Kaltengpedia – Palangka Raya – Musyawarah Provinsi (Musprov) XII Ikatan Nasional Konsultan Indonesia (INKINDO) Kalimantan Tengah Tahun 2026 menjadi momentum penting untuk memperkuat kolaborasi antara dunia jasa konsultasi dan pemerintah daerah dalam mendukung pembangunan yang berkualitas, berkelanjutan, dan berdaya saing.
Kegiatan yang digelar di Hotel Best Western Palangka Raya tersebut mengangkat tema transformasi jasa konsultasi untuk pembangunan berkelanjutan dan berdaya saing global, dengan fokus pada adaptasi terhadap perkembangan teknologi digital serta regulasi terbaru di sektor jasa konstruksi dan konsultasi.
Mewakili Gubernur Kalimantan Tengah, Plt. Asisten Perekonomian dan Pembangunan Setda Provinsi Kalimantan Tengah, Darliansjah, menegaskan bahwa pembangunan daerah memerlukan perencanaan yang matang, terukur, dan berbasis data agar mampu menjawab tantangan masa kini maupun masa depan. Pemerintah daerah juga mengapresiasi kontribusi INKINDO dalam mendukung berbagai program pembangunan di Bumi Tambun Bungai.
Menurutnya, sinergi antara pemerintah dan organisasi profesi menjadi faktor penting dalam mewujudkan pembangunan yang merata hingga ke wilayah pedalaman. Karena itu, INKINDO diharapkan terus memperkuat profesionalisme, inovasi, serta integritas para anggotanya guna menghasilkan layanan konsultasi yang berkualitas dan memberikan manfaat nyata bagi masyarakat.
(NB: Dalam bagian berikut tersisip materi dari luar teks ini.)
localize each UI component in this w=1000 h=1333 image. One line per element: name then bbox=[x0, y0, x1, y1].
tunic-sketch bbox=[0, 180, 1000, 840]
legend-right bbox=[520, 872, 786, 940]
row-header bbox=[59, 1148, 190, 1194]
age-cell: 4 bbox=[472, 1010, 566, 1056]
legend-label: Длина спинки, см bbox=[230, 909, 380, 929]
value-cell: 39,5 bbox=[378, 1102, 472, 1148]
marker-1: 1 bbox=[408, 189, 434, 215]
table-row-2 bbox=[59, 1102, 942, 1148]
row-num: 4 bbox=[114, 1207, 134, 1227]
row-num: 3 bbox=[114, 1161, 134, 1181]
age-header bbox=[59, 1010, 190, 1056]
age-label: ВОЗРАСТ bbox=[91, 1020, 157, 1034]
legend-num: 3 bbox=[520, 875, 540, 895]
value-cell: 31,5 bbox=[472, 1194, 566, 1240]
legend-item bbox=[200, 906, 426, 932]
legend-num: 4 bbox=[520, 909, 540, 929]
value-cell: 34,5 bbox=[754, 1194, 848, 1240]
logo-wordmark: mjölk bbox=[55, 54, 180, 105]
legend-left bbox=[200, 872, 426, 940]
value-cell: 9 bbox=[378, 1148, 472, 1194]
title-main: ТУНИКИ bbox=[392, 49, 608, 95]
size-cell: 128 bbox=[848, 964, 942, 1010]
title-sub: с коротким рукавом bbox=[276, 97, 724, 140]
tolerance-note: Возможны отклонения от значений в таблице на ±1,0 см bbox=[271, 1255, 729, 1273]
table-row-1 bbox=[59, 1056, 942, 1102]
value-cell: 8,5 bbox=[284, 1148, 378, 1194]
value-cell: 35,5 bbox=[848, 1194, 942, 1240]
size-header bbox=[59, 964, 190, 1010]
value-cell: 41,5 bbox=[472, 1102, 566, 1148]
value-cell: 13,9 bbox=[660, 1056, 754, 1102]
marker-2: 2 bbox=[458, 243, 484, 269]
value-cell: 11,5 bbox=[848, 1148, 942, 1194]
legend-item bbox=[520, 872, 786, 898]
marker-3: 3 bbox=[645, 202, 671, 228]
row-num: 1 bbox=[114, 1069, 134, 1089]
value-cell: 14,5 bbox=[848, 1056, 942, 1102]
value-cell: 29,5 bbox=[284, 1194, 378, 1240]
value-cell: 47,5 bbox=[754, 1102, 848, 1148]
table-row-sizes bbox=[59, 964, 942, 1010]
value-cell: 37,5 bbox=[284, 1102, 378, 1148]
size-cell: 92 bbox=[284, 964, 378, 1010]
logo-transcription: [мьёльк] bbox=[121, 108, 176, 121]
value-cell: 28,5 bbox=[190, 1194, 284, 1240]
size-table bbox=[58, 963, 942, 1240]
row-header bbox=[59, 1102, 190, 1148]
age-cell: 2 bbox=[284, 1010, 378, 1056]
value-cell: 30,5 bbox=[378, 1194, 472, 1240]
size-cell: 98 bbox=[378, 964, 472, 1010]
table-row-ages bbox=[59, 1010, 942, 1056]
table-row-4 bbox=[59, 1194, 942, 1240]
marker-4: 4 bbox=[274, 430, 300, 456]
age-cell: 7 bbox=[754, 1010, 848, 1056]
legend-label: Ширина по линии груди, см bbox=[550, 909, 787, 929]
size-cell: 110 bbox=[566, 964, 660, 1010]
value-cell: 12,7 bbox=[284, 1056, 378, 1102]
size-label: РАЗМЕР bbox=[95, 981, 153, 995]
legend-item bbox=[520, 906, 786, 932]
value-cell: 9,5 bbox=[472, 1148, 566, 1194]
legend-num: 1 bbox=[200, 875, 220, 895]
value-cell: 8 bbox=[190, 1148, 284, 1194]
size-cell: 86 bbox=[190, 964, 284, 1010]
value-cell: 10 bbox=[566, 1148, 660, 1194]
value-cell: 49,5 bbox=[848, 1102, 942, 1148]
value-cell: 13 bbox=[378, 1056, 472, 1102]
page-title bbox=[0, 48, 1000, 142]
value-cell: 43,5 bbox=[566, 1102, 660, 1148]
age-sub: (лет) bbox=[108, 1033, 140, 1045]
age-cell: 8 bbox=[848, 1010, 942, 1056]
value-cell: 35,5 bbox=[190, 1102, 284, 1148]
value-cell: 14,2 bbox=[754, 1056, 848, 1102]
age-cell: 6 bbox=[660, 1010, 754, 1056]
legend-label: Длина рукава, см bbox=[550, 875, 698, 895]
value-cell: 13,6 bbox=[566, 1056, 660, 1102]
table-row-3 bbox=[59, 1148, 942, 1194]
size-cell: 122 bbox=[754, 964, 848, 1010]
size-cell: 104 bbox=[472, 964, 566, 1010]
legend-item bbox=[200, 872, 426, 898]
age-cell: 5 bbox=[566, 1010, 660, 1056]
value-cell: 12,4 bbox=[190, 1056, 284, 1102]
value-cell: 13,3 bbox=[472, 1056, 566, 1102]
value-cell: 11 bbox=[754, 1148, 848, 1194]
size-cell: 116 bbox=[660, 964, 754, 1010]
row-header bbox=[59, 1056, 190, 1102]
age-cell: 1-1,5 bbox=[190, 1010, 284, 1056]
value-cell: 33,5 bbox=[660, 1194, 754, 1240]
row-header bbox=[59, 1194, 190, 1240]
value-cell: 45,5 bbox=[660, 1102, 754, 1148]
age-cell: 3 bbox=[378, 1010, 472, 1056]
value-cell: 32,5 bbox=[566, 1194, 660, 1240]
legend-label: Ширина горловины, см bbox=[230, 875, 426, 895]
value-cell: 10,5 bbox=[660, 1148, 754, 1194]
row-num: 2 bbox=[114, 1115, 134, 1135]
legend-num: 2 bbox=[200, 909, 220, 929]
Sementara itu, Sekretaris Jenderal DPN INKINDO, Imam Hartawan, menyampaikan bahwa organisasi konsultan memiliki posisi strategis sebagai mitra pemerintah dalam penyediaan jasa konsultasi dan tenaga ahli engineering. Ia juga menyoroti pentingnya perlindungan terhadap konsultan lokal, peningkatan kapasitas sumber daya manusia, serta kesiapan menghadapi transformasi digital yang terus berkembang.
Ketua DPP INKINDO Kalimantan Tengah, Suparman, menilai tema Musprov tahun ini sangat relevan dengan posisi strategis Kalimantan Tengah dalam mendukung pembangunan nasional, termasuk sebagai wilayah penyangga Ibu Kota Nusantara (IKN). Penguatan kelembagaan dan kolaborasi lintas sektor dinilai menjadi kunci agar jasa konsultasi dapat memberikan kontribusi optimal terhadap pembangunan berkelanjutan di daerah.
Musprov XII INKINDO Kalteng turut dihadiri unsur Forkopimda, akademisi, asosiasi profesi, serta anggota INKINDO dari berbagai daerah. Forum ini diharapkan menghasilkan kepengurusan yang mampu membawa organisasi semakin adaptif, profesional, dan berdaya saing dalam mendukung pembangunan Kalimantan Tengah menuju Indonesia Emas 2045.